盧阿姨建議飯鍋支架什麼的不用收拾,說明早還得做頓飯,但顧哲北堅持讓大家將東西清理乾淨收了起來。
這家紡城裡有衛生間,居然還挺潔淨,足可見災變前這樓裡沒多少人流動,這會倒便宜了我們使用。
顧哲北將男人們分了三批守夜,輪流睡覺,讓我們只管好生休息,什麼也不用擔心。
我給涵涵換了一條新紙尿褲,小傢伙已經睡著了,我替他掖好被子,轉身將沉甸甸的舊尿褲捲了起來塞到帳篷之外,卻被一個人抓住了手。
“良辰,出來說個話。”顧哲北低低的聲音響起。
洛小念和溫言與我和涵涵是睡在一個帳篷的,這會她倆剛躺下正小聲聊天,見我拉開帳篷要出去,洛小念咦道,“姐你腎不太好哎,剛剛不是去過廁所?”
“你才腎不好,睡覺!”我笑罵道,這時她倆也看到等在外面的顧哲北,不由小聲笑起來。
顧哲北拉著我從帳篷之間穿過,一直轉了個彎,來到一處象是水吧的地方,那有個小圓桌,還有幾個小圓椅,我們面對面坐下,我用眼睛望著他,結果卻聽他說了句,“其實吧沒啥事……”
我一怔,心中升起一絲溫暖,這廝原來就是想跟我呆一會啊!
我正美著,顧哲北壓低聲音說道,“良辰,胡落落信不過,關鍵時刻你一定要照顧好自己!”
“啊?你是說今天她急著去救鵬少的事吧?其實可以理解的……”
“可以理解,但不能信任,這是兩碼事,”顧哲北面容嚴肅,“人在最危急的時刻一定只會顧及自己最在意的人,之前我把她想得太仗義了,看來女人就是女人。”
這話聽得我有些不舒服,但仔細想想,胡落落也確實如此,倒不知如何反駁。
“錦茉是個可以交出後背的夥伴,曉正這個哥們更不用說,本來我不想讓他和你妹妹走得太近,但現下也沒有更合適的保護人選,希望他自己能想明白吧。”顧哲北意味深長的看著我,原來也是明眼人。
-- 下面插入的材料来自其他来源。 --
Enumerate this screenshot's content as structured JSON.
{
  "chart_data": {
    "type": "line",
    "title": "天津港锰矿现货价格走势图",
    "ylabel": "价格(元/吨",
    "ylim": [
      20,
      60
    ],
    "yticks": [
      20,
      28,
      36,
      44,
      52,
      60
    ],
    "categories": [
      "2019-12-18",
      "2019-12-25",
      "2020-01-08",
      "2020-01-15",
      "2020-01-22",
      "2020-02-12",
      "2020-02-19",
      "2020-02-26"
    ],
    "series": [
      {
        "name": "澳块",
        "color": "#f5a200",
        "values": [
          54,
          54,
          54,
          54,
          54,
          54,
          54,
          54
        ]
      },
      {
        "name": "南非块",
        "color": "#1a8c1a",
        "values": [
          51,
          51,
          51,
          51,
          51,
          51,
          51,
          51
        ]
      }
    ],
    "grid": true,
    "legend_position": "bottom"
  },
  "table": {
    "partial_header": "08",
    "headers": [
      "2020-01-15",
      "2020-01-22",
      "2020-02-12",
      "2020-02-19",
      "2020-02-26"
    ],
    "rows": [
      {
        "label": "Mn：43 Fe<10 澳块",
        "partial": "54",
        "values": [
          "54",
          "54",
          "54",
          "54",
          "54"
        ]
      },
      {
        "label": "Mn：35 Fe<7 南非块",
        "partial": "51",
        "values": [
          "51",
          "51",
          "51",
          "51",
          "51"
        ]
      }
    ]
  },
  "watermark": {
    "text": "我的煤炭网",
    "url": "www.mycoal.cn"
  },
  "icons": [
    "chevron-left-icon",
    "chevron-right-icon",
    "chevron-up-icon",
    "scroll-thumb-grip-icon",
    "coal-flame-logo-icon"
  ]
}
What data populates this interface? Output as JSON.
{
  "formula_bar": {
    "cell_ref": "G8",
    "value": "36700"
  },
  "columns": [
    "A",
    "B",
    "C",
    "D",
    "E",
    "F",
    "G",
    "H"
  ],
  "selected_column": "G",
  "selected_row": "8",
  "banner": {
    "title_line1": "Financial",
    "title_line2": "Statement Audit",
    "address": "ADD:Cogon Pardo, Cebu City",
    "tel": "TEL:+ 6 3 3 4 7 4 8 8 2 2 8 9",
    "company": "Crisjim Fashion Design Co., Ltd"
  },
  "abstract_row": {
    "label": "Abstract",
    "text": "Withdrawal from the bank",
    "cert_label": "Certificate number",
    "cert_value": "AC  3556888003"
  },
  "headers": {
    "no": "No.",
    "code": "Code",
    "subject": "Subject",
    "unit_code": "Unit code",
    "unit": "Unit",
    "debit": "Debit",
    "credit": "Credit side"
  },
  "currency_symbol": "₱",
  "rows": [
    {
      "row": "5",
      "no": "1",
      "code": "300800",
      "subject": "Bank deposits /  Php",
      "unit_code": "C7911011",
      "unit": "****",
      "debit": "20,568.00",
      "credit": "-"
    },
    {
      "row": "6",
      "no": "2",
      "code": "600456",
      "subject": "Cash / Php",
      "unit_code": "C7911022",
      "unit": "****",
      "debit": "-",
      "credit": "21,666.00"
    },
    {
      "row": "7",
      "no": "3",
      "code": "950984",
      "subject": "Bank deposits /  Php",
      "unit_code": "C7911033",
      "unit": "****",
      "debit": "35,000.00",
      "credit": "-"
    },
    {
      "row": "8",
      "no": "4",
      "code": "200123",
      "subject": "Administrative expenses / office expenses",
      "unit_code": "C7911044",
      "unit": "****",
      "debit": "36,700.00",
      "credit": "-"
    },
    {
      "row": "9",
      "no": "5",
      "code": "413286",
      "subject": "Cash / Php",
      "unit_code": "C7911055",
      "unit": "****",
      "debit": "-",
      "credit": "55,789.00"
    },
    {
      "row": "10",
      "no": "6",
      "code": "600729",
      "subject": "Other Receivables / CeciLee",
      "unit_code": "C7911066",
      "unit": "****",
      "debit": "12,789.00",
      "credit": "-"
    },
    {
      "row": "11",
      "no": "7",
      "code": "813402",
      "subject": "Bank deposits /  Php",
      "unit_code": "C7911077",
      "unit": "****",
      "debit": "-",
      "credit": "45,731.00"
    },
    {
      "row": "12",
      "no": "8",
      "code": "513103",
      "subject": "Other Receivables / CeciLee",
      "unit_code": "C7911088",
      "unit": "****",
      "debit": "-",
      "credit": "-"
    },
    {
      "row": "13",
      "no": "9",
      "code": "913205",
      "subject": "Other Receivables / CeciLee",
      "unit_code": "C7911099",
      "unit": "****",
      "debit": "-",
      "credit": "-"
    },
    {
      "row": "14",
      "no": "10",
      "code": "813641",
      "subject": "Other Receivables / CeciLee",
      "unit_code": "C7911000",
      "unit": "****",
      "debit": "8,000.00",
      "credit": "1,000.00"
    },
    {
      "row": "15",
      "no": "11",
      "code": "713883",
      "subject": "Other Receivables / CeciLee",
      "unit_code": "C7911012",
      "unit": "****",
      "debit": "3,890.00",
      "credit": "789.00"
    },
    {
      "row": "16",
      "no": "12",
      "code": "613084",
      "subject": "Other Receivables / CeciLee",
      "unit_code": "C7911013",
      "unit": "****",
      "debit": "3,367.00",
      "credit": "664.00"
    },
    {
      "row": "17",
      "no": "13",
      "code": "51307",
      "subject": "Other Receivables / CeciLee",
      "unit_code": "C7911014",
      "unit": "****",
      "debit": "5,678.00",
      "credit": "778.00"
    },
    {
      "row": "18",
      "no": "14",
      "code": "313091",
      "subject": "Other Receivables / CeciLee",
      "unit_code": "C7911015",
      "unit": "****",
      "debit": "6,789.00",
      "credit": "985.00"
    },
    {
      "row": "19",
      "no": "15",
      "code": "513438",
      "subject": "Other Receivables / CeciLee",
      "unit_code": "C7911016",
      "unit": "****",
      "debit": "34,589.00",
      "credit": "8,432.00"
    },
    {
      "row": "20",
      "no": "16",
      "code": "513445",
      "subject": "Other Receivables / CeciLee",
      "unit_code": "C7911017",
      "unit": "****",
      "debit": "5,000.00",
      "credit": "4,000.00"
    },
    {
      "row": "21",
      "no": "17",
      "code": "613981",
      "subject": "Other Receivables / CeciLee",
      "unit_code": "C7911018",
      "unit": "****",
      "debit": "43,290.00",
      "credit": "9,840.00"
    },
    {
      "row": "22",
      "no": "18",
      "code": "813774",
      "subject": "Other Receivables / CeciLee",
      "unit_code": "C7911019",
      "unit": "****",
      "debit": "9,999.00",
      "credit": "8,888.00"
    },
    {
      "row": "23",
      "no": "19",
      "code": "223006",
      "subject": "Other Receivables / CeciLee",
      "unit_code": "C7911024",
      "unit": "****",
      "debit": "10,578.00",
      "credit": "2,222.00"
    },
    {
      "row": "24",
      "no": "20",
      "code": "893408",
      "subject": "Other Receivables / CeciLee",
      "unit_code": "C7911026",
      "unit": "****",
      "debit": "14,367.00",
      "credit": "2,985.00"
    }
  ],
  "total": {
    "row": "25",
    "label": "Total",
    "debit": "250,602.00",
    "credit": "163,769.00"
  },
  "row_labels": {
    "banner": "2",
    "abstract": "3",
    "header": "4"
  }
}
我動了動嘴唇,想替洛小念辯解幾句,卻實在不知怎麼說,素來侃侃而談的我,在顧哲北面前,竟然一再變成了啞巴葫蘆。
顧哲北拍拍我的肩膀,順勢攏了下我散亂的頭髮,手指帶著溫熱滑過我的面頰,停留了一秒。
“我一定會帶著你活下去,良辰。”顧哲北喃喃道,他的眼神灸熱,嗓音低沉,令我心跳加速,不敢再正視他的眼睛。
“走吧,早點睡,明天會更辛苦。”顧哲北忽然站起,轉身就走,我失落得象與五百萬大獎擦肩而過,又覺惱怒,這個傢伙!這個傢伙……
也許在凱德里習慣了安穩的夜晚,我睡得很踏實,一隻手抓著涵涵的小手,幾乎沾上枕頭就迷糊了過去。
夢裡我和顧哲北坐在一個很高的地方,能看到藍藍的天空近在咫尺,但我並不害怕,反而覺得這裡真是個無人打擾的絕佳所在,可以和他靜靜的這樣坐著,即使什麼也不說。
忽然耳邊傳來一陣驚悚的尖叫,我轉頭看顧哲北的嘴,疑惑的想他怎麼叫得這麼難聽,然後他說,你看什麼?又不是我喊……
驚醒的瞬間我有點反應不過來,腦袋僵僵的,身體象是失去了知覺,不受大腦的控制,而那狂亂的尖叫卻從夢中延到了現實,在耳邊越來越大聲。
不對!這不是做夢!我總算清醒過來,騰的坐起,溫言和洛小念也陸續起身,只有涵涵還在睡著。